The app is a collaboration among Mayor Edwin Lee’s Office, the San Francisco Department of Public Health (SFDPH) and Appallicious. The project received funding from nonprofits and a small amount from SFDPH. Neighborhood Score is built off a new housing open data feed, the Home Facts Data Standard, that provides housing information for San Francisco.
Although Neighborhood Score is the first app built from the feed, this city has been working on making this data available for a several years.
“In 2007, SFDPH developed a community-based indicator system with 100 different indicators,” said Cyndy Comerford, the department’s planning and fiscal policy manager for the Environmental Health Section, and the project manager for the city’s involvement in Neighborhood Score. “But the system is difficult for people to use and to synthesize the information. We want a simplified version of this product and one that will display the geographic inequity in San Francisco.”

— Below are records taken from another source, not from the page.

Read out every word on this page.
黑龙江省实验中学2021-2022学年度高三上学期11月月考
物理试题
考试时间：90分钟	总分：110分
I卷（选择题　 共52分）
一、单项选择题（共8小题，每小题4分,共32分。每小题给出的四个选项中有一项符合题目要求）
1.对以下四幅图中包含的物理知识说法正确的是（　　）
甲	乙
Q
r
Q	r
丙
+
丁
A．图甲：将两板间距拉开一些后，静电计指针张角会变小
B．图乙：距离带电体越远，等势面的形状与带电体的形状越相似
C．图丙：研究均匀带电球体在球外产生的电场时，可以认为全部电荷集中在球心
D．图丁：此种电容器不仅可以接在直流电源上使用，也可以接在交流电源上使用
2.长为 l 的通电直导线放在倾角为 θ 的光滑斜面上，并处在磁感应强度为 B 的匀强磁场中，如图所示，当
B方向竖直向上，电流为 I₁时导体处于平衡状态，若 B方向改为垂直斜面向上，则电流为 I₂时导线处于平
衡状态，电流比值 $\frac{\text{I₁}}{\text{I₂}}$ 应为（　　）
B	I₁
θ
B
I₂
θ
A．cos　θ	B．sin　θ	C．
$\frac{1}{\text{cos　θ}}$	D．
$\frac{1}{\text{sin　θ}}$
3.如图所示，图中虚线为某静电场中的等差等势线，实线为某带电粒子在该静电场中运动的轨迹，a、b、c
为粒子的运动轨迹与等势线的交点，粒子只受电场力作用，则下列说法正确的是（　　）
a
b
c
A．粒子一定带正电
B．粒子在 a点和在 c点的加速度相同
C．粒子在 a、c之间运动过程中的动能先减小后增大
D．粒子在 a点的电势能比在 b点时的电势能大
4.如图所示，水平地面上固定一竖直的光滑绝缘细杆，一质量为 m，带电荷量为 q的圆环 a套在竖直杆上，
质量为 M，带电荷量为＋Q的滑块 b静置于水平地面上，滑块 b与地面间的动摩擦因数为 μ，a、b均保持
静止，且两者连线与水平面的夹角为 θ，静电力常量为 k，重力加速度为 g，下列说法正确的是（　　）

From a public health perspective, one of the goals is to raise citizen awareness about what elements make a healthy community.

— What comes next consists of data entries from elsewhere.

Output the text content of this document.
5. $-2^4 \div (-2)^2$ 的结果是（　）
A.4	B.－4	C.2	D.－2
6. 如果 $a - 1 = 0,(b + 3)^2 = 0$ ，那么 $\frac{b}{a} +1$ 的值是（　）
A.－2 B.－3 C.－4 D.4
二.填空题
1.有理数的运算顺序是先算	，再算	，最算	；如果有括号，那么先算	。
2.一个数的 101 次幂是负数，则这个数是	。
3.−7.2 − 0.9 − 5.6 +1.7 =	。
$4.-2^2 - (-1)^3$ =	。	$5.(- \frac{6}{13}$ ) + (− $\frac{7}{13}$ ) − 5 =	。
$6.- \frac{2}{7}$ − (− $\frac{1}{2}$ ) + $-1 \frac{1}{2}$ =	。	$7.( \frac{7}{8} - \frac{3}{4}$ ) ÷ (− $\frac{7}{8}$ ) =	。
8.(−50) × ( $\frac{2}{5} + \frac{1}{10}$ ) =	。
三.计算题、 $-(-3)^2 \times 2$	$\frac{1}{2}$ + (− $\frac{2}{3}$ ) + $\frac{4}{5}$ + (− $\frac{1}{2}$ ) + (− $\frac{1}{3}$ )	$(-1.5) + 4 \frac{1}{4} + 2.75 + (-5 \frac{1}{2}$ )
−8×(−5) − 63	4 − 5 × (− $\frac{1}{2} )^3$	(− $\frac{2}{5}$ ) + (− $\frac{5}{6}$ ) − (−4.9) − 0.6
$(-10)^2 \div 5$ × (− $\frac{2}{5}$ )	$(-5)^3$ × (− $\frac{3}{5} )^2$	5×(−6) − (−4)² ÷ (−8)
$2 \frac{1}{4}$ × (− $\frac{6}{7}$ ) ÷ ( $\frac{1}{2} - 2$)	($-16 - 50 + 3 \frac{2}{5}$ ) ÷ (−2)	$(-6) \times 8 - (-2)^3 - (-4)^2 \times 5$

“My hope is that this application advances health,” Comerford said, “and encourages participation in decision-making.”
Neighborhood Score lends itself to such decision-making both from the ground up and the top down, she said.
“Legislators typically go into a meeting with piles and piles of data on different spreadsheets,” Yoshida said. “We’re hoping that the legislative level can use the application to put resources where needed. Once you expose these strengths and weaknesses, that’s when things start being fixed.”

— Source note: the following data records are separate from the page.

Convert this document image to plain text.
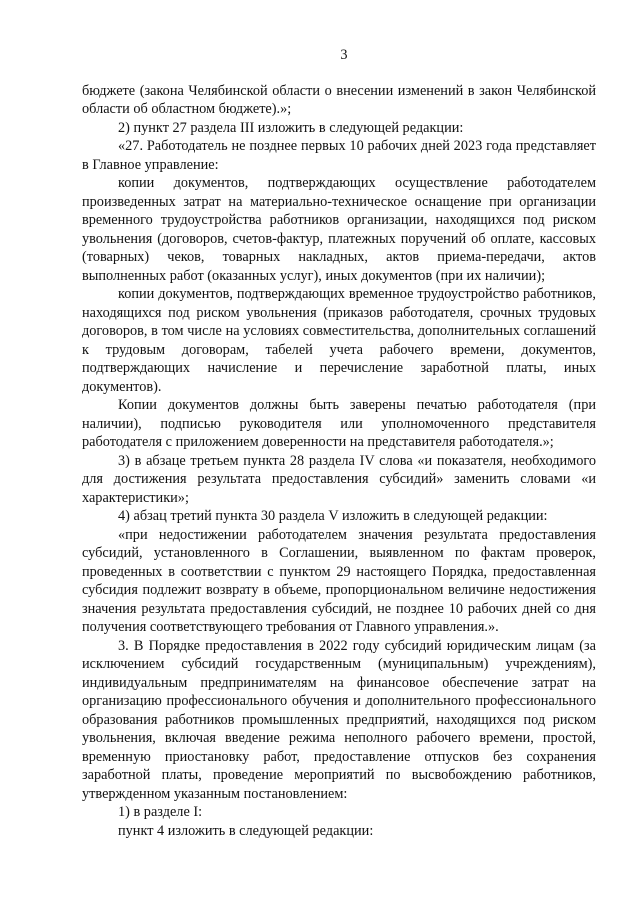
3

бюджете (закона Челябинской области о внесении изменений в закон Челябинской области об областном бюджете).»;

2) пункт 27 раздела III изложить в следующей редакции:

«27. Работодатель не позднее первых 10 рабочих дней 2023 года представляет в Главное управление:

копии документов, подтверждающих осуществление работодателем произведенных затрат на материально-техническое оснащение при организации временного трудоустройства работников организации, находящихся под риском увольнения (договоров, счетов-фактур, платежных поручений об оплате, кассовых (товарных) чеков, товарных накладных, актов приема-передачи, актов выполненных работ (оказанных услуг), иных документов (при их наличии);

копии документов, подтверждающих временное трудоустройство работников, находящихся под риском увольнения (приказов работодателя, срочных трудовых договоров, в том числе на условиях совместительства, дополнительных соглашений к трудовым договорам, табелей учета рабочего времени, документов, подтверждающих начисление и перечисление заработной платы, иных документов).

Копии документов должны быть заверены печатью работодателя (при наличии), подписью руководителя или уполномоченного представителя работодателя с приложением доверенности на представителя работодателя.»;

3) в абзаце третьем пункта 28 раздела IV слова «и показателя, необходимого для достижения результата предоставления субсидий» заменить словами «и характеристики»;

4) абзац третий пункта 30 раздела V изложить в следующей редакции:

«при недостижении работодателем значения результата предоставления субсидий, установленного в Соглашении, выявленном по фактам проверок, проведенных в соответствии с пунктом 29 настоящего Порядка, предоставленная субсидия подлежит возврату в объеме, пропорциональном величине недостижения значения результата предоставления субсидий, не позднее 10 рабочих дней со дня получения соответствующего требования от Главного управления.».

3. В Порядке предоставления в 2022 году субсидий юридическим лицам (за исключением субсидий государственным (муниципальным) учреждениям), индивидуальным предпринимателям на финансовое обеспечение затрат на организацию профессионального обучения и дополнительного профессионального образования работников промышленных предприятий, находящихся под риском увольнения, включая введение режима неполного рабочего времени, простой, временную приостановку работ, предоставление отпусков без сохранения заработной платы, проведение мероприятий по высвобождению работников, утвержденном указанным постановлением:

1) в разделе I:

пункт 4 изложить в следующей редакции:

Future generations of this application may include a feedback loop either to 311 or other city agencies, giving citizens a way to engage directly with policy makers and to advocate for healthy living. However, with so many different agencies providing data to the application, Comerford said that it’s going to take innovation to incorporate an engagement function.
From a developer’s view, Yoshida said that such a utility is not far off.
“Because the city already has an Open311 infrastructure, they are receptive to such solutions for this application,” he said. “Engagement tools will be here in the very near future.”
When Lee announced Neighborhood Score at the 81st annual U.S. Conference of Mayors last month, many other cities indicated interest in creating a similar app. Now that Appallicious has created the platform, Yoshida explained, the application is more scalable, allowing the company to make it available to other cities for less money.
“Government can innovate in ways that they have not been able to in the past,” Yoshida said. “They are becoming an innovative tank rather than a bureaucratic tank.”
Neighborhood Score is currently being reviewed with Apple, and developers predict that it will be available to the public this week.